Solo-backpacking- for those who love it, there is no more adventurous, rejuvenating, and liberating an experience in life.  To travel to a scenic village alone, escaping the noise and rush of the city life... to go trekking in a greeny hillside and enjoy the sun set... to start a road trip and explore new places... who wouldn't love that?

Women travel buffs, however, consider themselves less lucky because sometimes, it's not safe for even men to venture on a solo trip in India. If you are one of them, you should meet Swati Jain, who has travelled solo to 20 states in India! Yes, you heard it right.

swati
Image courtesy: buoyantfeet.com

Swati, according to the profile in her blog 'buoyantfeet.com', travelled to 20 states and two union territories within 18 months. She explored Kanatal in Uttarakhand, Thanedar, the apple land of Himachal Pradesh, Rajastan's Khichan where migratory birds flock to, Zanskar valley in Leh, and many more less known destinations.

Swati quit her eight-year-long career in the Public Relations field to pursue her passion - travelling. She is now a freelance PR consultant and content writer, and writes about her travels. 

In a recent article for a website, Swati reiterated that she always felt safe during her journeys. "We read stories of different horrific incidents every day and we forget that there is a good side of mankind as well. We forget that good people still exist, and they are far more in number than we expect. So when I went to different places and introduced myself, I expected people to raise their eyebrows. But on the contrary, they were all very helpful and appreciative," says Swati.

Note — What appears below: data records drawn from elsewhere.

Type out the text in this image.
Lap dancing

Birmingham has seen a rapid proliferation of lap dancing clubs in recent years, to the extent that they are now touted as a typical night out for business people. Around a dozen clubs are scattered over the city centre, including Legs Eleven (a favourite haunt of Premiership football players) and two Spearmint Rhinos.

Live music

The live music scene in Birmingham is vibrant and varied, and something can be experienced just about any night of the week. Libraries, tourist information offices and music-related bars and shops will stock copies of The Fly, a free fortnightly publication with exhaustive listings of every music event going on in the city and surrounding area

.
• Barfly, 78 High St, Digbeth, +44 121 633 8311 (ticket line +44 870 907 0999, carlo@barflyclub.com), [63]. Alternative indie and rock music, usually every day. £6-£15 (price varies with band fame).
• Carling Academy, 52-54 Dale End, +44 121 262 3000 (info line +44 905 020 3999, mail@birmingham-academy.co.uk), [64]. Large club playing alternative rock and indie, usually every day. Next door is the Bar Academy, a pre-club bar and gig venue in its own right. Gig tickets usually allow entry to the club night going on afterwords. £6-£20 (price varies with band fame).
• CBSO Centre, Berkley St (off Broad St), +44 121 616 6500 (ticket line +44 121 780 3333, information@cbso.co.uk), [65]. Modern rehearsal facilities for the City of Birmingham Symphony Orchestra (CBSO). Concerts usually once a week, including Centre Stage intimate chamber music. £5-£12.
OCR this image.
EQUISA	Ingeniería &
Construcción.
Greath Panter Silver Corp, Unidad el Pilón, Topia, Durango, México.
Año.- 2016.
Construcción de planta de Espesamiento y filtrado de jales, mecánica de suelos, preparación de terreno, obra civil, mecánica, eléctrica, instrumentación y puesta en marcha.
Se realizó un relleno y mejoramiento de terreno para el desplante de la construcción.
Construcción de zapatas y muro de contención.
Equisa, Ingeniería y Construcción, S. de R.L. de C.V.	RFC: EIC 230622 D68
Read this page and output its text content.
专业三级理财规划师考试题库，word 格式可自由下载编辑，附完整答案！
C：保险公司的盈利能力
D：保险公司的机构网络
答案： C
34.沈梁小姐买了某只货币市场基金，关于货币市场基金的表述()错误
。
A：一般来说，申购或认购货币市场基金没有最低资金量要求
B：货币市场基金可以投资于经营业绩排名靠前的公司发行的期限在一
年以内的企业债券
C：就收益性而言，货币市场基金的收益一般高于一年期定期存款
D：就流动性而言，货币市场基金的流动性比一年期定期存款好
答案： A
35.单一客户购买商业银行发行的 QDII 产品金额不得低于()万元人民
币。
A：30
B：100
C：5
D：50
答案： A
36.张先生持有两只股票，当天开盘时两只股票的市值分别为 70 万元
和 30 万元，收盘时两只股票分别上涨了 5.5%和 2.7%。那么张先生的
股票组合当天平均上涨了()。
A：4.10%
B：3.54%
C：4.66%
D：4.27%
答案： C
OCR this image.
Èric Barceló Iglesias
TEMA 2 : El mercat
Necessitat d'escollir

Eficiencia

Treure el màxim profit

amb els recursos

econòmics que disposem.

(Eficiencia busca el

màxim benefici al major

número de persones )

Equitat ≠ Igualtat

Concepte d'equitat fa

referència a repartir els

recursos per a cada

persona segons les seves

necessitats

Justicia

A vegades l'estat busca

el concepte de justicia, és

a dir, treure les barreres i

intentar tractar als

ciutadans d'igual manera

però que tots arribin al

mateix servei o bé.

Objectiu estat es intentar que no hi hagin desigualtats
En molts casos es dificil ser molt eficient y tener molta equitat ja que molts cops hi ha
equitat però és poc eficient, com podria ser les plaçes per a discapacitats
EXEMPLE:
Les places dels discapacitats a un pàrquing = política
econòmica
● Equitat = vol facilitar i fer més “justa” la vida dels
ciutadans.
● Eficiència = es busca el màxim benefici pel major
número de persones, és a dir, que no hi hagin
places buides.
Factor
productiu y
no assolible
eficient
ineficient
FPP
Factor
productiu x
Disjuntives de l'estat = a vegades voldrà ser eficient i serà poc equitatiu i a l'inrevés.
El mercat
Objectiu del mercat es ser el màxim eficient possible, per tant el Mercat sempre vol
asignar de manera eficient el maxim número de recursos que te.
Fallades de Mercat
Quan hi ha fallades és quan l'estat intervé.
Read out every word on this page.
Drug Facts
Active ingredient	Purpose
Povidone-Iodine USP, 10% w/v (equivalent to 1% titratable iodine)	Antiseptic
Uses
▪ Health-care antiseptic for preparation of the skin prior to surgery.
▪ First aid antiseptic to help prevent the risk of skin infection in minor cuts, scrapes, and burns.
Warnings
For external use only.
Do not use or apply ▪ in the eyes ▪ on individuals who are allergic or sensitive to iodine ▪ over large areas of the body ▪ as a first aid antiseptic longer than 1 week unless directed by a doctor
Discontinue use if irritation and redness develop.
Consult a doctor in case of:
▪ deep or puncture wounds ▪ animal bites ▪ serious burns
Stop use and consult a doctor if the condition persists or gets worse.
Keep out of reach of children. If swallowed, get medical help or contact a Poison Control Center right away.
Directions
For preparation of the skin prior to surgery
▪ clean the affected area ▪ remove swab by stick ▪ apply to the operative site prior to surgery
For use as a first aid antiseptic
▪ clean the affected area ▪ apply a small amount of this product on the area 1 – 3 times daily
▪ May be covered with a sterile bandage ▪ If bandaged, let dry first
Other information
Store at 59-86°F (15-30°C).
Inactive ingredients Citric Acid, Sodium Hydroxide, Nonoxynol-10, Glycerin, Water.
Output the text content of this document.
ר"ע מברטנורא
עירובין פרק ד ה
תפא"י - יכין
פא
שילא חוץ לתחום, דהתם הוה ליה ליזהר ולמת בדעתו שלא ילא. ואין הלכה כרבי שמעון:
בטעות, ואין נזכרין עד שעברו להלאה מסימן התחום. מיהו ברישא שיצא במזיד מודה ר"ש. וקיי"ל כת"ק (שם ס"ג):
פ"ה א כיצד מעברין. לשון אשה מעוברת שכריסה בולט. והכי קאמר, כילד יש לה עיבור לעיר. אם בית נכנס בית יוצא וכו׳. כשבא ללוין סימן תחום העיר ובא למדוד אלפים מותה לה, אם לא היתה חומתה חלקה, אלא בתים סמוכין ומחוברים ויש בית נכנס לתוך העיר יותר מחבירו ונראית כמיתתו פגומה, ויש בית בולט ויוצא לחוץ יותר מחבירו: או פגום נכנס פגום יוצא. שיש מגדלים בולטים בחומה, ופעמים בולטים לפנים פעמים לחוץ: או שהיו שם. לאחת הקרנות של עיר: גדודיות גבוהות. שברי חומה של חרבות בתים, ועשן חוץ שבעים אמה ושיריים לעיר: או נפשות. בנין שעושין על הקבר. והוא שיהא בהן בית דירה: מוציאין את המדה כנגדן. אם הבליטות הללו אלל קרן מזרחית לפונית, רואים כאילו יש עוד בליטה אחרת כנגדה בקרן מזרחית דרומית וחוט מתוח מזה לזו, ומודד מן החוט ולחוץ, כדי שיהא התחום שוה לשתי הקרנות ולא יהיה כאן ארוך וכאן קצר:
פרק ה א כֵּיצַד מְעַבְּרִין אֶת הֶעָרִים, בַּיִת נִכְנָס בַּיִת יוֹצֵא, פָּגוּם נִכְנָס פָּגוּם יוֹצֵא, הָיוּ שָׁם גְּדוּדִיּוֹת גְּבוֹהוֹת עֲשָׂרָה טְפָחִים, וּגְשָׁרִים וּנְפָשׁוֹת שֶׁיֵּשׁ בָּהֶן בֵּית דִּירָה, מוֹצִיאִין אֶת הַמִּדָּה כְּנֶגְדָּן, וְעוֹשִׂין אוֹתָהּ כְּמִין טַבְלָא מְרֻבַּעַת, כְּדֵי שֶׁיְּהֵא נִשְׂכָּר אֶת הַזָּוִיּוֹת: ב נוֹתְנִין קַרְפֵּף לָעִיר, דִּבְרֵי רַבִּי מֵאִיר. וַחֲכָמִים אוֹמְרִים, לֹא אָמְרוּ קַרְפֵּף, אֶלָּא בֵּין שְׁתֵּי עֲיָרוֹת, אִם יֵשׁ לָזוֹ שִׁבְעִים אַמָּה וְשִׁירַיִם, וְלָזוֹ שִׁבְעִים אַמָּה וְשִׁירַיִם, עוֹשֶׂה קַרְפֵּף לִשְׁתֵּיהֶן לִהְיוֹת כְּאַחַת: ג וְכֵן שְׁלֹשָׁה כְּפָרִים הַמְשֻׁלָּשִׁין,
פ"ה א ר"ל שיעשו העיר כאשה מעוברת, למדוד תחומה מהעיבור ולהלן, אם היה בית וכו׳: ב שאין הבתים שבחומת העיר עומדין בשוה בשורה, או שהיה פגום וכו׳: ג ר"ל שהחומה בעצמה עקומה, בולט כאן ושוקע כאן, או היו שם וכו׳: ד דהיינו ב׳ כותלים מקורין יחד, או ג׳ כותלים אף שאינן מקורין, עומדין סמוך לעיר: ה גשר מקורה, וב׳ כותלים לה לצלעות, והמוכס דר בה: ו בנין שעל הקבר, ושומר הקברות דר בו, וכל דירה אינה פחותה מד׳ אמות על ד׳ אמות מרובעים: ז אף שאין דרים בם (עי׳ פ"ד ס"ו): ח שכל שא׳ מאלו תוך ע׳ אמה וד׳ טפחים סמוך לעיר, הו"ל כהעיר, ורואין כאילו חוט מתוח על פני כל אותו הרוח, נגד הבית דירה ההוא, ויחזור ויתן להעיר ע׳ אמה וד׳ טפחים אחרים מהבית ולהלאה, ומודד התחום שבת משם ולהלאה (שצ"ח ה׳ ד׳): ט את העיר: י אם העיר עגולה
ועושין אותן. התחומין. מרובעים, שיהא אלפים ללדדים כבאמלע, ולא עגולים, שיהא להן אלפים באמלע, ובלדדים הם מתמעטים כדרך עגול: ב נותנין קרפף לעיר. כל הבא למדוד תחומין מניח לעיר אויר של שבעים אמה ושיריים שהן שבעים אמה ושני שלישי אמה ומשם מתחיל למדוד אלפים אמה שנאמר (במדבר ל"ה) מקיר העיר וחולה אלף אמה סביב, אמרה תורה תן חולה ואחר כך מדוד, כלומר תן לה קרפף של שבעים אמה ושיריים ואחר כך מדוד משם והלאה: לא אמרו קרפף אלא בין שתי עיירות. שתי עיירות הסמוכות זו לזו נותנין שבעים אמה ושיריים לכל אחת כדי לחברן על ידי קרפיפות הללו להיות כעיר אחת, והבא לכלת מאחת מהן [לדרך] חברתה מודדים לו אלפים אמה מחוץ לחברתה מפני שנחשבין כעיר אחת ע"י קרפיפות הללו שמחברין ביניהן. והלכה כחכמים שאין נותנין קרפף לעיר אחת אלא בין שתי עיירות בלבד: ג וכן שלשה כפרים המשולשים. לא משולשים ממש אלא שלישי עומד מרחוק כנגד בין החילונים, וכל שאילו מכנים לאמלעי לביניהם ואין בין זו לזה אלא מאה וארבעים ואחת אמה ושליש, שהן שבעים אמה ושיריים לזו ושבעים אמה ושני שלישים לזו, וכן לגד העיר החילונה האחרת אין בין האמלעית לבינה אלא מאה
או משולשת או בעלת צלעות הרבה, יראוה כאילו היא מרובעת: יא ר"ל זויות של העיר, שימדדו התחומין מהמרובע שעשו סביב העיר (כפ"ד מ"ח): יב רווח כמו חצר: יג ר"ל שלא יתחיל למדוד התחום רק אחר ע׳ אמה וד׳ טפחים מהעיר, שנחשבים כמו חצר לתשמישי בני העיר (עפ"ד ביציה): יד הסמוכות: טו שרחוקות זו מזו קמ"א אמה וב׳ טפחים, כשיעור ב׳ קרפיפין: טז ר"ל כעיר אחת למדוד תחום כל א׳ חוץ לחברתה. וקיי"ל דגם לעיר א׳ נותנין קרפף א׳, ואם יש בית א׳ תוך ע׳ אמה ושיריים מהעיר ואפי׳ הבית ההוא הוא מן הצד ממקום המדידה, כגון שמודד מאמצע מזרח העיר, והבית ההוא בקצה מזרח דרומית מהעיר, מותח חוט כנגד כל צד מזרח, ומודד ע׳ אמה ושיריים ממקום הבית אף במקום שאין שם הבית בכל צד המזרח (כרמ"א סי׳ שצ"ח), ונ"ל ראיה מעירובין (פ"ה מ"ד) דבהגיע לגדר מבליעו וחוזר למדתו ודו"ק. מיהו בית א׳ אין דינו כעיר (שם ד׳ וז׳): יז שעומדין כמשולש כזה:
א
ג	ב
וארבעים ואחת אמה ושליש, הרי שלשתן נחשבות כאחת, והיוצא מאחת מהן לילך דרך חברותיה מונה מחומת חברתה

Swati describes how her journey to Bastar, a tribal land in Chhatishargh, proved urban people's conceptions of tribal people wrong. She spent 96 hours there and travelled across 1,300 km, but nobody even looked at her in an unusual way, she says.

swati
Image courtesy: buoyantfeet.com

She also narrates many heart-warming incidents she came across during her solo trips -- about an elderly couple who took her to a safe place in their tractor when her taxi broke down, about a person arranging her stay at Zanskar, and many more. 

Swati, however, says that there are challenges when travelling alone anywhere, and that it's about travelling smart. One should follow the guidelines issued by local authorities and should not try to be over adventurous, should do a proper research and talk to people who have been there, she says.